Personally, I have found from brewing a lot of coopers tins, with and without additional hops, and with varying amounts of malt and varying volumes, and comparing them to each other, and also to full extract brews, that for the most part, you get a better estimate of the bitterness in the tin by simply dividing the IBU by the volume (even though mathematically this is not correct. But for volumes of 19-27L, it _seems _to work.)

So the lager would be 390/23= 17IBU, 

which to me seems a lot more reasonable. I mean, if it was actually 28IBU, it means that you could make it up to 1040 with malt, and still come in at 0.7 BU:GU. Ever had a coopers lager made up to 1040 with ldm, with no additional hops? If it's 0.7 BU:GU, I'll eat my own arse. :lol: . Coopers lager with a be2, ie with 250g malt (and dex and maltodex, that leave little or no residual sweetness) seems to be OK, which makes sense if it is 17IBU. (0.63 BUGU, discounting the dex and maltodex, again because they leave no residual sweetness).


----------



## Bongchitis (10/10/08)

Now thats a bloody good idea butters. Saves all the mucking around. Now I have the figures it is easy. I'll be doing that from now on, cheers mate.

HB79, why would those figures be a little high? Just an experience thing? I remember a debate where brewers were thrashing out the derivation of the equation for goo -->brew IBU conversion. I know it is not a matter of dividing by 23.... volume correction required etc etc. But i do have trouble searching this site for some reason and cannot find it either.

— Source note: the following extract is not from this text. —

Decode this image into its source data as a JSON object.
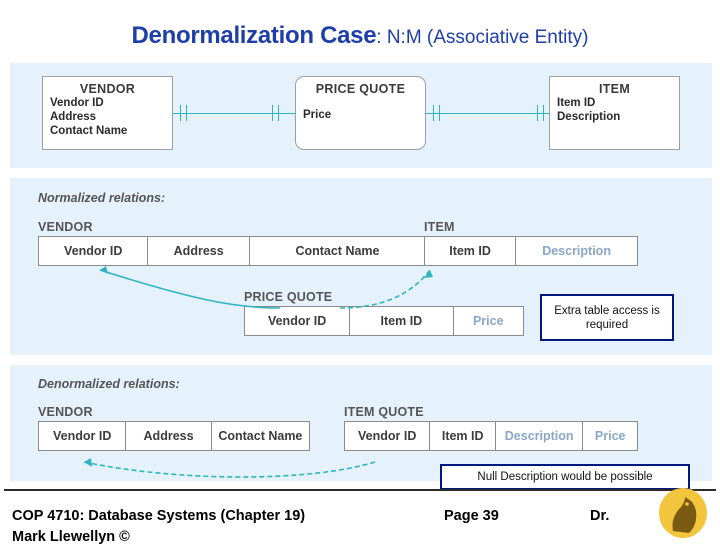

Off to the toucan thread for a look.

Cheers fellas...... Bongchitis


----------



## Pennywise (10/10/08)

Bongchitis said:


> Now thats a bloody good idea butters. Saves all the mucking around. Now I have the figures it is easy. I'll be doing that from now on, cheers mate.
> 
> HB79, why would those figures be a little high? Just an experience thing? I remember a debate where brewers were thrashing out the derivation of the equation for goo -->brew IBU conversion. I know it is not a matter of dividing by 23.... volume correction required etc etc. But i do have trouble searching this site for some reason and cannot find it either.
> 
> ...



I prolly should have done a little research before posting, I was under the asumption that all you had to do was divide their IBU for the tin bu the total volume of the brew. So going by the lager tin that's 390 IBU and divide by 23 I got just shy of 17 IBU, and you have 21.2 IBU. That's where I was getting a bit confused. I reckon though, I'll still be doing it that way if Coopers reckon it can be over by 10-30%. Quite silly they even put it on their site if it's a ballpark figure, considering that's a pretty big ballpark


----------



## buttersd70 (10/10/08)

I didn't see the right hand column in the stats that qik posted :lol: .

looking at it again, I ded see this when it was posted on the other thread (or in a spreadsheet somewhere, and I can't remember). The 21.2 figure there is after working out the 390 using a different formula, for the actual dilution (using volume instead of weight. This, technically, is actually the way it _should _be worked out, in a perfect world)

If you take this figure, and apply a 20% error to it (right in the middle of what coopers reckon their error rate is  ) you actually come back to 17IBU again. Funny stuff.


----------